The previous algorithm description handles the most likely cases for detecting video cuts of consecutive shots. However, the use of the temporal skip parameter makes other scenarios possible. Figure 14.7 shows the most important cases of camera and video editing within a video segment. We could define these cases as follows:

Case 1: the entire temporal skip region of processing is included within one continuous shot.

click to expand
Figure 14.7: Consecutive shots cut possibilities.

Case 2: one true camera cut exists within the temporal skip period.

Case 3: more than one camera cut exists within the temporal skip period. The editing operation includes the transition between at least three different camera angles.

Case 4: again, more than one camera cut is found within the temporal skip period. However, in this case, the transition returns to the first camera angle after one or more other camera shots. An example is the interview-like scenario in news or documentary videos.

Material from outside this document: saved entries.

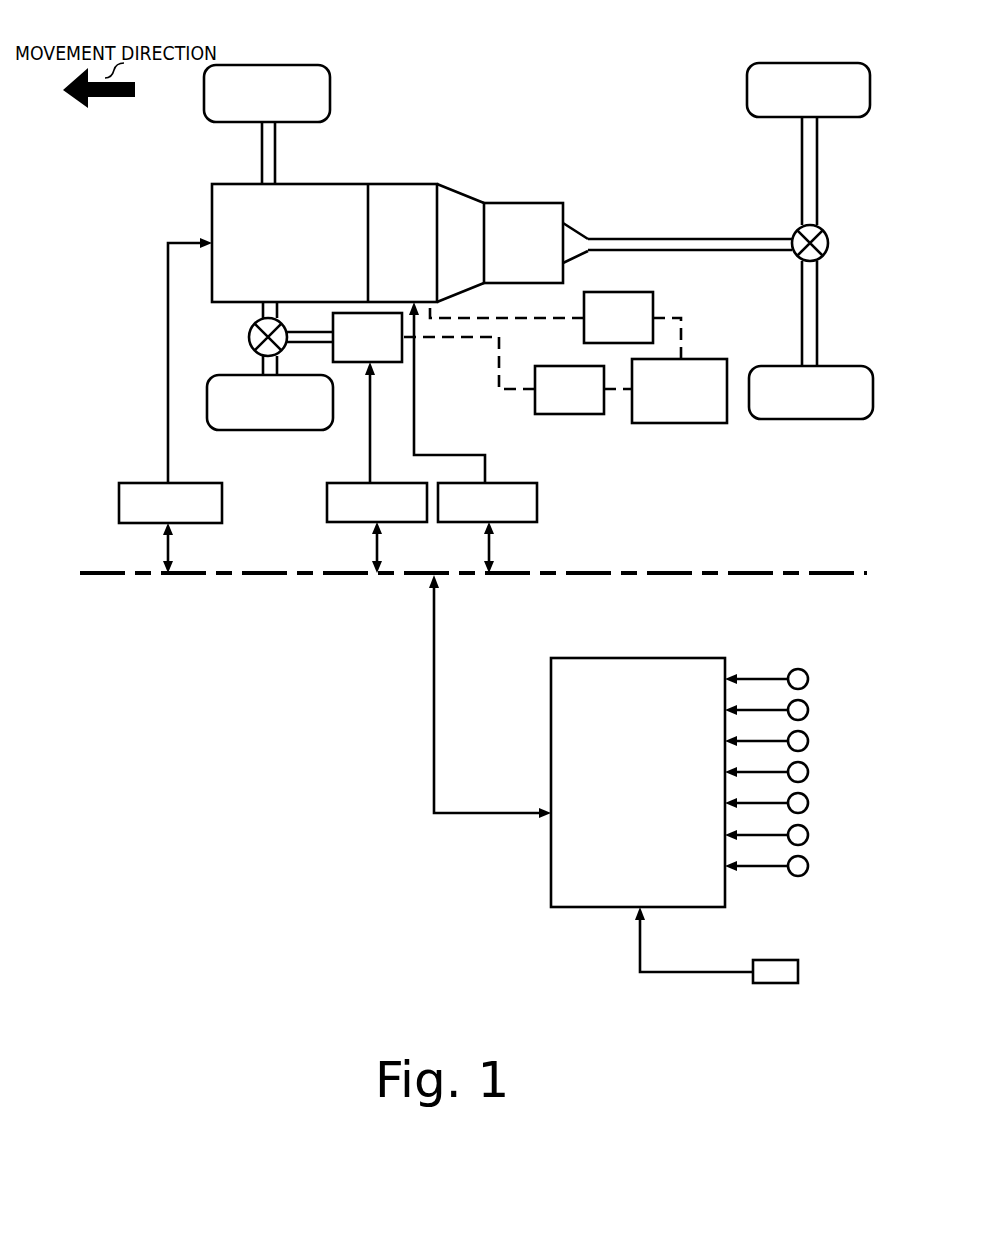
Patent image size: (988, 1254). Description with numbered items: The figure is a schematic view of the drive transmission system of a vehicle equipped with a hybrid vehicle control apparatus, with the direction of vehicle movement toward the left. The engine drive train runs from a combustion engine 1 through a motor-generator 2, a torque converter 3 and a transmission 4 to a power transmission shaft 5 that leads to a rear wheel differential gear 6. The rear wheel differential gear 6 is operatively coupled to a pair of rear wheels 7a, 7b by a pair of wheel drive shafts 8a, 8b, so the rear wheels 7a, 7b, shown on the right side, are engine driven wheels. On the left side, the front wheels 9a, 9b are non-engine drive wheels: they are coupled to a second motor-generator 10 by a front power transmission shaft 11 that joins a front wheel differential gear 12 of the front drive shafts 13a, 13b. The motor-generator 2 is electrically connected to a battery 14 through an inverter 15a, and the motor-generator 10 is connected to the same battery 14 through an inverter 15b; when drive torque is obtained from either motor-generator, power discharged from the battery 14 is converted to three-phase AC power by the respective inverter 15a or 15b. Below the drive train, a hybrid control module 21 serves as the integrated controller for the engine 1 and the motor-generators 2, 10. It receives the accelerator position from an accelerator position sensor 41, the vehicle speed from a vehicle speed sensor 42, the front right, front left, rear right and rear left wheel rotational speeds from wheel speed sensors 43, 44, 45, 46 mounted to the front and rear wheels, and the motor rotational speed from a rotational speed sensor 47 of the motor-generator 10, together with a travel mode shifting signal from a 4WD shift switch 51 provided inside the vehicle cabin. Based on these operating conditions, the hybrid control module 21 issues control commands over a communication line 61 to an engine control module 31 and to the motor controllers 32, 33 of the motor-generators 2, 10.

The combustion engine 1 is at (318, 184).
The motor-generator (MG1) 2 is at (400, 184).
The torque converter 3 is at (456, 195).
The transmission 4 is at (527, 203).
The power transmission shaft 5 is at (681, 238).
The rear wheel differential gear 6 is at (825, 236).
The rear wheel 7a is at (812, 63).
The rear wheel 7b is at (815, 419).
The wheel drive shaft 8a is at (817, 160).
The wheel drive shaft 8b is at (817, 308).
The front wheel 9a is at (272, 65).
The front wheel 9b is at (258, 430).
The second motor-generator (MG2) 10 is at (385, 362).
The front power transmission shaft 11 is at (326, 342).
The front wheel differential gear 12 is at (256, 332).
The front drive shaft 13a is at (262, 155).
The front drive shaft 13b is at (263, 366).
The battery 14 is at (708, 423).
The inverter 15a is at (653, 297).
The inverter 15b is at (583, 414).
The hybrid control module (HCM) 21 is at (658, 658).
The engine control module (ECM) 31 is at (136, 523).
The motor controller (M/C) 32 is at (458, 522).
The motor controller (M/C) 33 is at (348, 522).
The accelerator position sensor 41 is at (808, 679).
The vehicle speed sensor 42 is at (808, 710).
The wheel speed sensor 43 is at (808, 741).
The wheel speed sensor 44 is at (808, 772).
The wheel speed sensor 45 is at (808, 803).
The wheel speed sensor 46 is at (808, 835).
The rotational speed sensor 47 is at (808, 866).
The 4WD shift switch 51 is at (798, 968).
The communication line 61 is at (780, 571).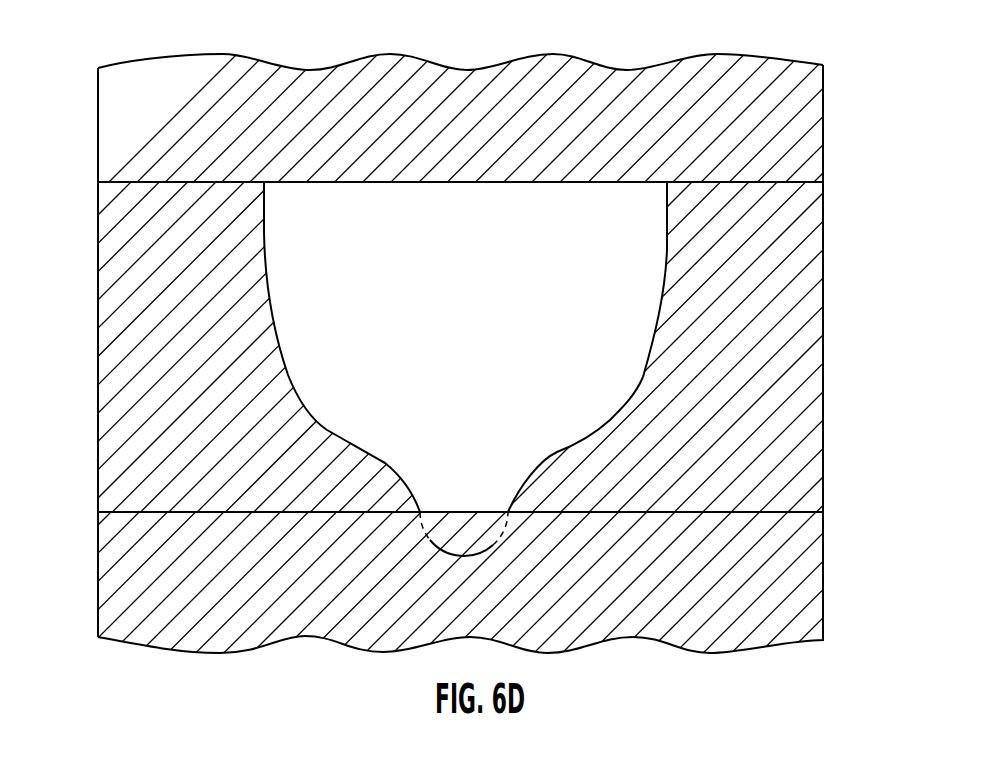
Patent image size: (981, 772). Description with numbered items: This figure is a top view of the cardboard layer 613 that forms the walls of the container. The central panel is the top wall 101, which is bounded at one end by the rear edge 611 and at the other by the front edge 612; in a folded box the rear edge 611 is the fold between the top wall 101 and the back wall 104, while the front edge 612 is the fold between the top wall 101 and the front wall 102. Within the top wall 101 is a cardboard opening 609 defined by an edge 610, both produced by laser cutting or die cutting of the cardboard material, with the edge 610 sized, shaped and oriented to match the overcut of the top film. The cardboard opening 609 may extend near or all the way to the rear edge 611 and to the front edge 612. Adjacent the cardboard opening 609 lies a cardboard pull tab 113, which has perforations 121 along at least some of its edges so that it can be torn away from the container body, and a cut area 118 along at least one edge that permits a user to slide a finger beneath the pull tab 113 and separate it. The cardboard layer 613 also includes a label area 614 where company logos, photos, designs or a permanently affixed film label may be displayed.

The cardboard layer 613 is at (674, 50).
The back wall 104 is at (815, 107).
The rear edge 611 is at (118, 152).
The top wall 101 is at (813, 220).
The label area 614 is at (118, 411).
The front wall 102 is at (760, 637).
The front edge 612 is at (110, 552).
The cardboard opening 609 is at (623, 337).
The edge 610 is at (619, 410).
The cardboard pull tab 113 is at (508, 511).
The perforations 121 is at (500, 525).
The cut area 118 is at (464, 556).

Case 5: the start and/or end frame of a processing region coincides with the camera cut effect.

The described "binary penetration" algorithm will recognize cases 1 and 2 easily. In case 5, the algorithm still works smoothly, using any temporal skip value, because the last frame of the previous processed region is itself the starting frame of the following processing region. So, even if we cannot detect the shot cut effect from the previous region, the algorithm will still detect the effect in the following region. For cases 3 and 4, care is needed; as a result, we made a simple generalization to the algorithm.

This generalization simply just changes one step. Instead of choosing only the higher of the two evaluated differences in any level, which exceeds the defined threshold, we need to continue the penetration in each half of the level. This is done if both differences exceed the threshold, not necessarily only the higher of them. These modifications allow us to discover all the cuts within the temporal skip frames, even if there is more than one such cut.

In case 4, it more likely that camera cuts will be missed, thereby reducing the recall accuracy. We could decrease this effect by reducing the threshold value to pass the first level and discover the actual cuts in the next levels. However, we still need to remember that, in both cases 3 and 4, the problem is avoided if the temporal skip parameter has a moderate value, not large enough to include more than one cut effect.